Question: For my very first session, do I need to have anything about the campaign (fronts and whatnot) thought out?

Question: For my very first session, do I need to have anything about the campaign (fronts and whatnot) thought out?

Question: For my very first session, do I need to have anything about the campaign (fronts and whatnot) thought out? Or do I run the first session and see what kind of information comes out THEN start putting together the campaign?

5 thoughts on “Question: For my very first session, do I need to have anything about the campaign (fronts and whatnot) thought out?”

  1. Don’t do fronts before the first session! Show up with a few rough ideas, maybe a map or two. You can flag some monsters you might want to use too.

    Then sit down to play and see where things go. It may be someplace you don’t expect! Or it could be exactly what you imagine! Either way by the end of the first session you’ll have some fuel for fronts.

  2. My personal method is to have the players do all the “prep” work for me by having them talk about who they are, what kind of theme they’re going for, and so on. Once they’ve established that, I take about ten minutes to think and flip through the monsters section, and come up with some sort of on-theme action to plop them into the middle of. It doesn’t matter if things feel a bit random and incongruous as long as it keeps moving and you give the players a chance to guide you in new directions. After the first session, you can look at what worked, what elements you feel could be further expanded into Dangers, and starting thinking about how a Front or two could tie everything that happened together.

    This isn’t for everyone, though.

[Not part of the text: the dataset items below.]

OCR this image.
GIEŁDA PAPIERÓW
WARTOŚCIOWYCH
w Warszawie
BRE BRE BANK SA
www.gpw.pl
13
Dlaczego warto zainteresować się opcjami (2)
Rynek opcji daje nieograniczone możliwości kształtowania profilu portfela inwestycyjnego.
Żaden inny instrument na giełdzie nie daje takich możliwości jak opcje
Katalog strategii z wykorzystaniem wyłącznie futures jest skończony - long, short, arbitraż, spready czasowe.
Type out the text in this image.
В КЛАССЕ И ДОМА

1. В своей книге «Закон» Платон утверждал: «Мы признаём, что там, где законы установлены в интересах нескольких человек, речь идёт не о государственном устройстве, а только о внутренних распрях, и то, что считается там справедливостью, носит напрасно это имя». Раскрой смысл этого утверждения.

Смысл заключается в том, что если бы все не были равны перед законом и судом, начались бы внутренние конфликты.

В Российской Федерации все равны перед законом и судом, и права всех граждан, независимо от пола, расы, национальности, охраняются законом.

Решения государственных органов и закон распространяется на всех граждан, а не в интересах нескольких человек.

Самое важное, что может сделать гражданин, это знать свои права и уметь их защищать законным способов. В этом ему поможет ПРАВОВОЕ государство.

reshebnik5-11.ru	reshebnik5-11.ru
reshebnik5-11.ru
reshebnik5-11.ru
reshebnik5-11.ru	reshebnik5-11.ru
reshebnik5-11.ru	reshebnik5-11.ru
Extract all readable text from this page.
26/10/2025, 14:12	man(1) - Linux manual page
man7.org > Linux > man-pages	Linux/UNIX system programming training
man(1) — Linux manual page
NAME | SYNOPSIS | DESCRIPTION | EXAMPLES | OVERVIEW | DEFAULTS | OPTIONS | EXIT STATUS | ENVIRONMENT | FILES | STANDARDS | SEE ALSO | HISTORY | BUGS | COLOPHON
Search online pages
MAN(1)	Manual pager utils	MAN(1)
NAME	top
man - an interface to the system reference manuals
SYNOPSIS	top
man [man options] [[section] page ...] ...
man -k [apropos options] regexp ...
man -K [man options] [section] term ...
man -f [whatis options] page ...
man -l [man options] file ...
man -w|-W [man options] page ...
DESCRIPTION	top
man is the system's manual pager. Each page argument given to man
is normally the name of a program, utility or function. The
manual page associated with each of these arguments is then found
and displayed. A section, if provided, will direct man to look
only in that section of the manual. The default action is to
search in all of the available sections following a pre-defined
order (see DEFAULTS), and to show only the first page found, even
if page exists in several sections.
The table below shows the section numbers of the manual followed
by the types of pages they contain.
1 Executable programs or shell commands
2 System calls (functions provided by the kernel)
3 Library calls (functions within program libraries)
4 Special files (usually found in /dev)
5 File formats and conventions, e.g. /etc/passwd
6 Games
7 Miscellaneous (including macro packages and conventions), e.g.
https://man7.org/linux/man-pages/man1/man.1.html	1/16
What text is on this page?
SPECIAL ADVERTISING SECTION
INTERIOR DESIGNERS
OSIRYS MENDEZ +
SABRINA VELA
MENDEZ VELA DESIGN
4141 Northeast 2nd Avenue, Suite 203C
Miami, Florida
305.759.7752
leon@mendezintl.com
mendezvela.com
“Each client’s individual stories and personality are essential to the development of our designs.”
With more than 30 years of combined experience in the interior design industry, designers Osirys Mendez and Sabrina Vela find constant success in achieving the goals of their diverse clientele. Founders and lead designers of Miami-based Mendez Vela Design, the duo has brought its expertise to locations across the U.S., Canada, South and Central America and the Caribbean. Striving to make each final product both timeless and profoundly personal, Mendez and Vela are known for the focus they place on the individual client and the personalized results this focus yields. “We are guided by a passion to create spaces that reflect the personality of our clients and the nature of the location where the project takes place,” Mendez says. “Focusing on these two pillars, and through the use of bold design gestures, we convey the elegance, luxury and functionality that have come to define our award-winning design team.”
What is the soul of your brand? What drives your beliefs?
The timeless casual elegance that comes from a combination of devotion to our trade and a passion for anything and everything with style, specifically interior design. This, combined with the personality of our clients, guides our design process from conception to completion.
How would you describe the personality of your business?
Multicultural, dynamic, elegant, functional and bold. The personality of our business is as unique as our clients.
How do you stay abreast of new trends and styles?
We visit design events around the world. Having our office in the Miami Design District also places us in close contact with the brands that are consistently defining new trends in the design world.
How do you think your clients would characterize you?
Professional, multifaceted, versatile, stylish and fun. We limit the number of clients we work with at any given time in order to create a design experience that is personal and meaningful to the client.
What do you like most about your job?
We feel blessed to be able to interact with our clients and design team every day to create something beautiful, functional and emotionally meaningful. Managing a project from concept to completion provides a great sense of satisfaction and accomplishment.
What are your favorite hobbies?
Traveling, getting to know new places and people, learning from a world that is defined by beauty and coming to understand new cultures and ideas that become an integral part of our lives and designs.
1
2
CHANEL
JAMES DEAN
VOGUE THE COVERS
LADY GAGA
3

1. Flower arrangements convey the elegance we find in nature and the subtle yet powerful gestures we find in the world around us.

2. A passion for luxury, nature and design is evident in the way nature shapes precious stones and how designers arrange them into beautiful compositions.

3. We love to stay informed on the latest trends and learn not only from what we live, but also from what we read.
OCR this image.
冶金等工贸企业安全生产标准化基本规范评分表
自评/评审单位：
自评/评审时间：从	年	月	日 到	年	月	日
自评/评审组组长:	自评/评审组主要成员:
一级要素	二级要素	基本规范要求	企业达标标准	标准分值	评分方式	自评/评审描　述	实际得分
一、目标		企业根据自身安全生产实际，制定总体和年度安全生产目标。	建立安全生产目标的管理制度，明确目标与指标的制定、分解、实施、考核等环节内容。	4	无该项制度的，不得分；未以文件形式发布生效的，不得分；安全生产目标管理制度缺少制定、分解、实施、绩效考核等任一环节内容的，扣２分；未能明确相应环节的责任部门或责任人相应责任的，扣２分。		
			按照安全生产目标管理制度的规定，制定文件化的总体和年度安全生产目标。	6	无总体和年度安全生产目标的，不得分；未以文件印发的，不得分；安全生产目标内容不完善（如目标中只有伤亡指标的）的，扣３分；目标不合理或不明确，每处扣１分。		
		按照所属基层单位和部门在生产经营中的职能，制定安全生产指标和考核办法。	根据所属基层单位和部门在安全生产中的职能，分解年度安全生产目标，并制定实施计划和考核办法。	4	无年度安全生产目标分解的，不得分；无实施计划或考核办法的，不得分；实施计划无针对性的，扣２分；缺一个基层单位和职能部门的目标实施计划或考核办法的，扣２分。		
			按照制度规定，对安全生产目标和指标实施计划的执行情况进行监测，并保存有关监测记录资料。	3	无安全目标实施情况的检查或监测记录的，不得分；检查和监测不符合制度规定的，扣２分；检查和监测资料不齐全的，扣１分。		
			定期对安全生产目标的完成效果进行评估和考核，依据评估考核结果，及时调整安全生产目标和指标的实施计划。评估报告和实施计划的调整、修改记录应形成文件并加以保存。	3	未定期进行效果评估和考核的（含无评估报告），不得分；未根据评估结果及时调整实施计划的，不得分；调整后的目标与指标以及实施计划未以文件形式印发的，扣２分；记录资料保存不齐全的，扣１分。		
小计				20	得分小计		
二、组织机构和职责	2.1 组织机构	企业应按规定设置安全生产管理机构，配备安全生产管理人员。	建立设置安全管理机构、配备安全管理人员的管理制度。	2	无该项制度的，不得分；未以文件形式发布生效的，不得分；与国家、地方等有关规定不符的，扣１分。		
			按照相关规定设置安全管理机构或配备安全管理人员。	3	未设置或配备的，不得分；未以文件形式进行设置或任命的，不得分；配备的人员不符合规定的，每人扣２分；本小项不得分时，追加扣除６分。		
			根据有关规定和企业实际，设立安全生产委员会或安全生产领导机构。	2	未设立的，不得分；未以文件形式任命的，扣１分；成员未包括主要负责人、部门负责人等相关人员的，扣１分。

I facilitate this whole process by having my own fantasy world pet project with many elements and happenings to pull from when I need to, and if you don’t feel very grounded in fantasy tropes, it can be much harder to give the players what they are looking for.

    If you don’t think you could wing it like that, I’d advise sketching out (or finding) a dungeon map and coming up with a few (open-ended) dangers, like a dragon, or a goblin infestation, or what have you, while always remembering to follow the Leave Blanks guidelines. Once again, let the players do your work for you: “I’m sure you researched this dungeon before diving right into it, right? What monsters are in it? Are there magic treasures rumored to be contained within? Is it full of traps?” They get to have fun worldbuilding, and your job is easier. It’s a win-win.

  3. But what would you do with tight-lipped players? It can be very hard to get them to provide information about the characters or world. Mine sometimes tell me it feels strange to have to come up with stuff the GM is “supposed” to do!

  4. I honestly don’t know, my players jumped all over the chance to make stuff up. I didn’t even need a name list because they came up with all of them for me. You could create an end session XP-reward of “Did we add something new and exciting to the world?”